In this lesson, you will learn the basic functionality of Scikit-Learn, one of the most important Machine Learning packages in Python. We will use an example dataset of Iris flowers.

### Cheat sheet
https://s3.amazonaws.com/assets.datacamp.com/blog_assets/Scikit_Learn_Cheat_Sheet_Python.pdf

## Concepts

|   concept   | description |
|:-----------:|:-----------:|
| Estimators | how models in Scikit-learn are called |
| m.fit() | method to train |
| m.predict() | creates a prediction for unknown data |
| m.transform() | transforms features (in some models) |
| train_test_split() |splits data in a training and test portion |
| random_state | parameter for reproducible random numbers |

### 1. Load the example data

In [1]:
from sklearn import datasets

In [2]:
iris = datasets.load_iris()

In [3]:
X = iris.data[:,:2]
y = iris.target

### 2. Constructing a model in Scikit-Learn

In [4]:
from sklearn import svm
from sklearn.model_selection import train_test_split

In [5]:
Xtrain, Xtest, ytrain, ytest = train_test_split(X, y,
                                                test_size = 0.5,
                                                random_state = 42)

In [6]:
model = svm.SVC(kernel = 'linear', C=1.0)
model.fit(Xtrain, ytrain)

print("Train score: ", model.score(Xtrain, ytrain))
print("Test score: ", model.score(Xtest, ytest))
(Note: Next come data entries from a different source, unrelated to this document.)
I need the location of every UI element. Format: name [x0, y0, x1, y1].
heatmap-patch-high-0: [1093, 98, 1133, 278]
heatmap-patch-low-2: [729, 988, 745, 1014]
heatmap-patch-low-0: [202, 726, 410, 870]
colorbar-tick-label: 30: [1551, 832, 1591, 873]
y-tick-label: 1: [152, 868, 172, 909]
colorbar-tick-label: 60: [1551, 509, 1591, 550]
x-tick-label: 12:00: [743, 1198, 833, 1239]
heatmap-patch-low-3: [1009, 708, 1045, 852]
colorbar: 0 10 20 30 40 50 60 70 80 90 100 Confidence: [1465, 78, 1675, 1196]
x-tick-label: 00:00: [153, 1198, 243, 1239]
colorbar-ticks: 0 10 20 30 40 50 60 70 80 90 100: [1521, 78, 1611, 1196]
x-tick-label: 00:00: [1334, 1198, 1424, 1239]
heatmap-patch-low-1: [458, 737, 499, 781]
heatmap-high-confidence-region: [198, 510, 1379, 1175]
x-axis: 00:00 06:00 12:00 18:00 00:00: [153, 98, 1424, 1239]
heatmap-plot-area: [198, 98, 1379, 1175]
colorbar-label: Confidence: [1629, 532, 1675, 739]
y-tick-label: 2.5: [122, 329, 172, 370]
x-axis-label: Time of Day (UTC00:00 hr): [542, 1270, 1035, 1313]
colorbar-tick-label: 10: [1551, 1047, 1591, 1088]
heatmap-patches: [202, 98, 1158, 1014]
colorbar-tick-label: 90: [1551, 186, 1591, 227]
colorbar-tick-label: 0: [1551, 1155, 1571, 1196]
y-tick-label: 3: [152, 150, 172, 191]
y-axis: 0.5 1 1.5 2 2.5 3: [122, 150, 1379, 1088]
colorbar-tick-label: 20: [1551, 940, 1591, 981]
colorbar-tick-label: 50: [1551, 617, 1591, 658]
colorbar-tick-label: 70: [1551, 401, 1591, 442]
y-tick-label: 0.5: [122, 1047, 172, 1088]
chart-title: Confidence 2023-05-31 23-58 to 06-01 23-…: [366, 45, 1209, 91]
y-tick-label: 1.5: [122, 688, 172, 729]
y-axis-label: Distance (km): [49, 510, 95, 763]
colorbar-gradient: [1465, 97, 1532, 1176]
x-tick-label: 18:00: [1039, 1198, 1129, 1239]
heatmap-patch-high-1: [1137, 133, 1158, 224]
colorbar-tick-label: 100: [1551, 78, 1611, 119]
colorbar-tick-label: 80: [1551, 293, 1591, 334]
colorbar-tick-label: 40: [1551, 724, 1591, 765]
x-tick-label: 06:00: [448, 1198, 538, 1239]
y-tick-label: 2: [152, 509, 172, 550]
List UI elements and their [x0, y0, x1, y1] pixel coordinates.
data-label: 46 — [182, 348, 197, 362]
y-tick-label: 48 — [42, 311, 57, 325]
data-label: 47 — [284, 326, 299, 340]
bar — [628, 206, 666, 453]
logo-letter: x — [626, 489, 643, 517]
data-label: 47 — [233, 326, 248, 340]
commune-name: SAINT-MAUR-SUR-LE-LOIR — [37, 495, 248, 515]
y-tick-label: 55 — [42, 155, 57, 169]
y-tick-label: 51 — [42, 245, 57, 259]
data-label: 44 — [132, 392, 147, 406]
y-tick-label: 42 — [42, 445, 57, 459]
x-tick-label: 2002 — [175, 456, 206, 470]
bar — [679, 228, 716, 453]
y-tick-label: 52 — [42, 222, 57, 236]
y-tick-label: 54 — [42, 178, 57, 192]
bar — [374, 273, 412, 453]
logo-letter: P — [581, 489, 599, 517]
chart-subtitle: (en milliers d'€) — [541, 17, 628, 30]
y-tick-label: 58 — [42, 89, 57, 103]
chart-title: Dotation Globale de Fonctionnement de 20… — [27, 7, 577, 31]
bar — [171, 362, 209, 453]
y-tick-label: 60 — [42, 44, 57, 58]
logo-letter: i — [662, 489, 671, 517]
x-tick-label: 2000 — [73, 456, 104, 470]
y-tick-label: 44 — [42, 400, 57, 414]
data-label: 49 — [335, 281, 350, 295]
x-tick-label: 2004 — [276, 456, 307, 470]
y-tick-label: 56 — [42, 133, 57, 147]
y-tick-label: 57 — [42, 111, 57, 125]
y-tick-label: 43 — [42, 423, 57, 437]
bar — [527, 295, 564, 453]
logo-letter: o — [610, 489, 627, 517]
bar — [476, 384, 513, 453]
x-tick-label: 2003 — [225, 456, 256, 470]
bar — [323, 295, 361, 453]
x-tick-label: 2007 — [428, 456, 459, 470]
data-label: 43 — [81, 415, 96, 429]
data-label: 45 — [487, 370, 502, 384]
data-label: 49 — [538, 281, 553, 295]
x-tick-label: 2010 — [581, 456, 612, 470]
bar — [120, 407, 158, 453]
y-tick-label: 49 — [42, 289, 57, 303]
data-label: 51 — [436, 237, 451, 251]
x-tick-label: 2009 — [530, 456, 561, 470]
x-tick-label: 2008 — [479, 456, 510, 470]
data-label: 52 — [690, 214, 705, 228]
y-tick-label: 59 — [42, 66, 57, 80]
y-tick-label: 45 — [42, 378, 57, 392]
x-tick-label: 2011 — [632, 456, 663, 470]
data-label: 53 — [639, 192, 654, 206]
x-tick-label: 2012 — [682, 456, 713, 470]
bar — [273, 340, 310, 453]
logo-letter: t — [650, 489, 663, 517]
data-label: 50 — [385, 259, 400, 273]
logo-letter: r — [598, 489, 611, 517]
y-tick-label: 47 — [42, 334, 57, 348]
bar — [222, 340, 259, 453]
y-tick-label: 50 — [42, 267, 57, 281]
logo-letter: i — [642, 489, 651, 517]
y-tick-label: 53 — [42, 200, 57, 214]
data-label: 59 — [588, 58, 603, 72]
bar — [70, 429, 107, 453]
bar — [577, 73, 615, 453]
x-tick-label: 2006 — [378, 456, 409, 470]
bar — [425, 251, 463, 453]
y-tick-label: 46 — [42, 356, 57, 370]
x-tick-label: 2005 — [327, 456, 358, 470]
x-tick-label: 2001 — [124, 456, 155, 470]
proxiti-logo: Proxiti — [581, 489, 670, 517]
Train score:  0.7866666666666666
Test score:  0.76


### 3. Predictions for unknown data

In [7]:
import numpy as np

Xnew = np.array([[5.0, 3.3], [4.7, 2.1]])
ypred = model.predict(Xnew)

print("predictions:")
for x, y in zip(Xnew, ypred):
    label = iris.target_names[y]
    print(x, y, "->", label)

predictions:
[5.  3.3] 0 -> setosa
[4.7 2.1] 1 -> versicolor


## Exercise

1. Evaluate a SVC classifier on the iris data.
2. Use a SVC classifier on the Titanic data.
3. Find out what classification methods are there on the Scikit-Learn website. Use one or more of them.
4. Use sklearn.dummy.DummyClassifier with the default parameters, resulting in a 33% chance for each type of iris.
5. Change the parameters so that sklearn.dummy.DummyClassifier predicts 1 for any data point.
6. Evaluate both classifiers on the same dataset.